Minks made an odd gesture, as who should say this might not be true. He did not venture upon speech, however. This new plan must be very wonderful, was all he thought just then. His faith in his employer's genius was complete.

'And in due time you shall hear all about it. Have a little patience. Perhaps you'll get it out of my thoughts before I tell it to you,' he smiled, 'but perhaps you won't. I can only tell you just now that it has beauty in it—-a beauty of the stars.'

Yet what his bigger Scheme was he really had no clear idea. He felt it coming-that was all!

And with that Minks had to be content. This was dismissal. Good-nights were said, and the secretary went out into the street.

'Go to a comfortable hotel,' was the last thing he heard, 'and put it down to me, of course. Sleep well, sleep well. To-morrow at two o'clock will do.'

Minks strolled home, walking upon air. The sky was brilliant with its gorgeous constellations—the beauty of the stars. Poems blazed upon him. But he was too excited to compose. Even first lines evaded capture. 'Stars,' besides, was a dreadful word to rhyme with, for all its charm and loveliness. He knew of old that the only word was 'wars,' most difficult to bring in naturally and spontaneously, and with the wrong sound in any case.
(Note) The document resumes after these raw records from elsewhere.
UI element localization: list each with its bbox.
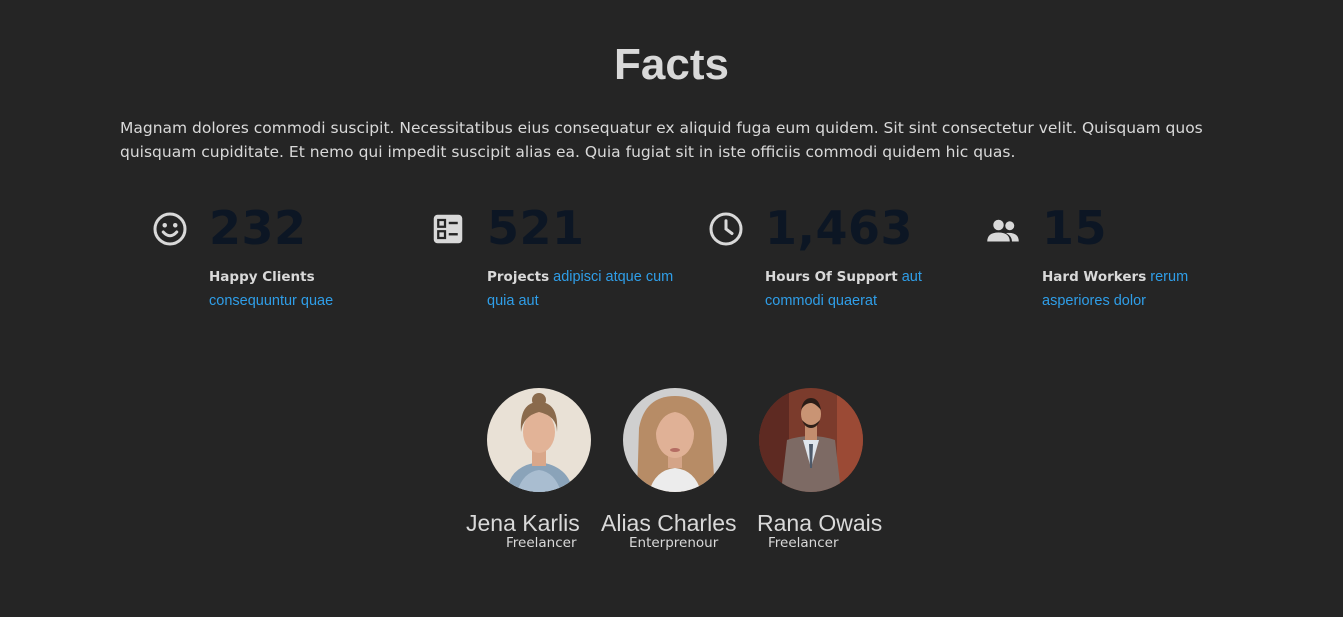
facts-counters: 232 Happy Clients consequuntur quae 521 P… xyxy=(152,201,1252,323)
avatar xyxy=(759,388,863,492)
count-label: Hours Of Support xyxy=(765,269,898,285)
member-name: Rana Owais xyxy=(757,510,883,536)
avatar xyxy=(487,388,591,492)
count-box-hours-support: 1,463 Hours Of Support aut commodi quaer… xyxy=(708,201,968,323)
member-role: Freelancer xyxy=(506,535,577,551)
member-name: Jena Karlis xyxy=(466,510,580,536)
count-number: 1,463 xyxy=(765,201,914,255)
count-description: Projects adipisci atque cum quia aut xyxy=(487,265,687,313)
count-number: 15 xyxy=(1042,201,1108,255)
smiley-face-icon xyxy=(152,211,188,247)
count-number: 521 xyxy=(487,201,585,255)
count-box-hard-workers: 15 Hard Workers rerum asperiores dolor xyxy=(985,201,1245,323)
count-number: 232 xyxy=(209,201,307,255)
count-box-happy-clients: 232 Happy Clients consequuntur quae xyxy=(152,201,412,323)
count-text: consequuntur quae xyxy=(209,293,334,309)
member-role: Freelancer xyxy=(768,535,839,551)
clock-icon xyxy=(708,211,744,247)
member-name: Alias Charles xyxy=(601,510,737,536)
count-description: Hard Workers rerum asperiores dolor xyxy=(1042,265,1242,313)
team-members: Jena Karlis Freelancer Alias Charles Ent… xyxy=(465,388,885,558)
count-label: Projects xyxy=(487,269,550,285)
people-group-icon xyxy=(985,213,1021,249)
section-intro: Magnam dolores commodi suscipit. Necessi… xyxy=(120,119,1203,161)
section-title: Facts xyxy=(614,40,729,89)
avatar xyxy=(623,388,727,492)
count-description: Hours Of Support aut commodi quaerat xyxy=(765,265,965,313)
member-role: Enterprenour xyxy=(629,535,719,551)
count-label: Happy Clients xyxy=(209,269,315,285)
count-description: Happy Clients consequuntur quae xyxy=(209,265,409,313)
count-box-projects: 521 Projects adipisci atque cum quia aut xyxy=(430,201,690,323)
list-document-icon xyxy=(430,211,466,247)
count-label: Hard Workers xyxy=(1042,269,1147,285)
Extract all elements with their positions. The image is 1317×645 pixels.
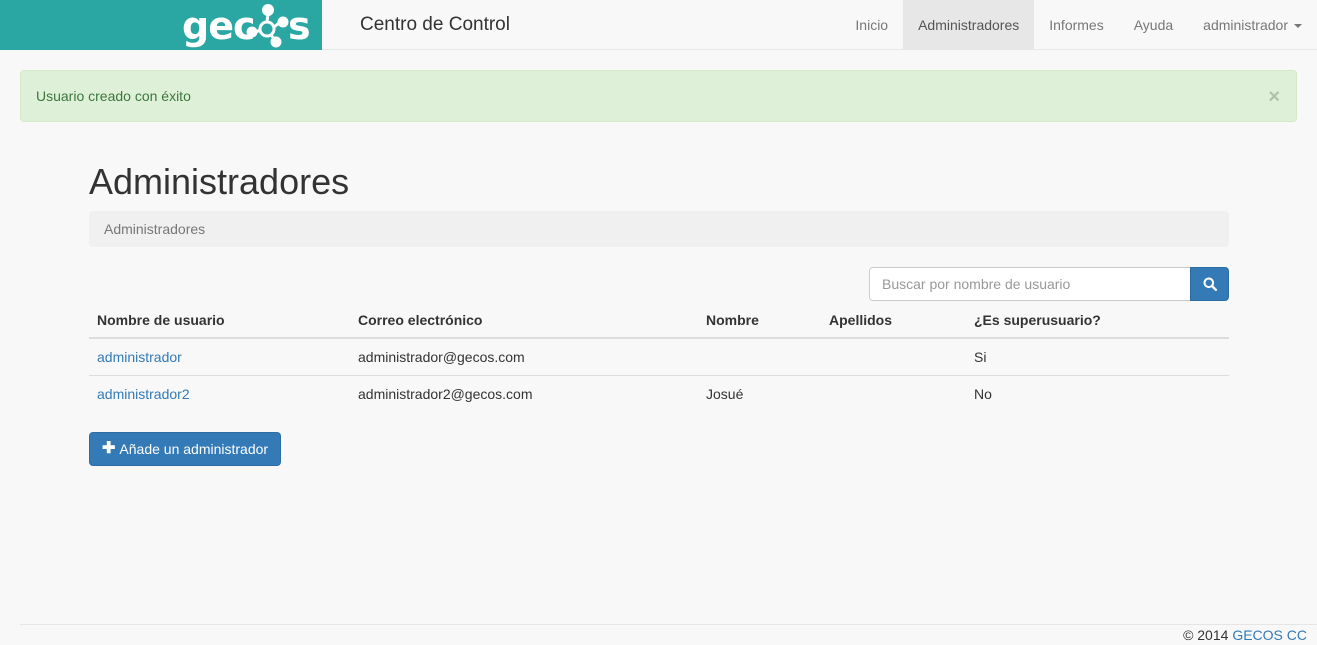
column-header-surname[interactable]: Apellidos [821, 302, 966, 339]
cell-superuser: Si [974, 349, 987, 365]
column-header-name[interactable]: Nombre [698, 302, 821, 339]
cell-email: administrador2@gecos.com [350, 375, 698, 412]
table-row: administrador administrador@gecos.com Si [89, 338, 1229, 376]
search-icon [1203, 277, 1217, 291]
cell-surname [821, 338, 966, 376]
nav-item-administradores[interactable]: Administradores [903, 0, 1035, 50]
column-header-email[interactable]: Correo electrónico [350, 302, 698, 339]
caret-down-icon [1294, 24, 1302, 29]
footer-text: © 2014 GECOS CC [1183, 627, 1307, 643]
column-header-username[interactable]: Nombre de usuario [89, 302, 350, 339]
footer-link[interactable]: GECOS CC [1232, 627, 1307, 643]
cell-username: administrador [89, 338, 350, 376]
nav-item-ayuda[interactable]: Ayuda [1119, 0, 1188, 50]
search-group [869, 267, 1229, 301]
navbar: gec s Centro de Control Inicio Administr… [0, 0, 1317, 50]
plus-icon: ✚ [102, 440, 116, 457]
cell-superuser: No [966, 375, 1229, 412]
cell-username: administrador2 [89, 375, 350, 412]
breadcrumb-item: Administradores [104, 221, 206, 237]
breadcrumb: Administradores [89, 211, 1229, 247]
app-title: Centro de Control [360, 14, 510, 35]
username-link[interactable]: administrador [97, 349, 182, 365]
page-title: Administradores [89, 161, 350, 202]
success-alert: Usuario creado con éxito × [20, 70, 1297, 122]
svg-text:gec: gec [182, 4, 255, 48]
brand-area[interactable]: gec s [0, 0, 322, 50]
user-menu-label: administrador [1203, 17, 1288, 33]
main-nav: Inicio Administradores Informes Ayuda ad… [840, 0, 1317, 50]
cell-name [698, 338, 821, 376]
table-header-row: Nombre de usuario Correo electrónico Nom… [89, 302, 1229, 339]
search-button[interactable] [1190, 267, 1229, 301]
nav-item-informes[interactable]: Informes [1034, 0, 1118, 50]
add-administrator-button[interactable]: ✚ Añade un administrador [89, 432, 282, 466]
gecos-logo: gec s [182, 4, 311, 48]
cell-email: administrador@gecos.com [358, 349, 525, 365]
administrators-table: Nombre de usuario Correo electrónico Nom… [89, 302, 1229, 412]
nav-item-inicio[interactable]: Inicio [840, 0, 903, 50]
cell-surname [821, 375, 966, 412]
cell-name: Josué [698, 375, 821, 412]
table-row: administrador2 administrador2@gecos.com … [89, 375, 1229, 412]
search-input[interactable] [869, 267, 1191, 301]
user-menu[interactable]: administrador [1188, 0, 1317, 50]
close-icon[interactable]: × [1268, 71, 1280, 123]
username-link[interactable]: administrador2 [97, 386, 190, 402]
column-header-superuser[interactable]: ¿Es superusuario? [966, 302, 1229, 339]
svg-text:s: s [288, 4, 311, 48]
add-administrator-label: Añade un administrador [119, 441, 269, 457]
alert-message: Usuario creado con éxito [36, 88, 191, 104]
copyright-text: © 2014 [1183, 627, 1229, 643]
footer: © 2014 GECOS CC [20, 624, 1317, 645]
'He must have been writing poetry out there,' he reflected finally, 'or else living it. Living it, probably. He's a grand fellow anyhow, grand as a king.' Stars, wars, kings, thrones-=the words flew in and out among a maze of unaccomplished lines.

But the last thing in his mind as he curled up to sleep in the strange bed was that he had delivered his wife's message, but that he could not tell her about this sudden collapse of the great, long-talked-of Scheme. Albinia would hardly understand. She might think less of his chief. He would wait until the new one dawned upon the horizon with its beauty of the stars. Then he would simply overwhelm her with it, as his temperament loved to do.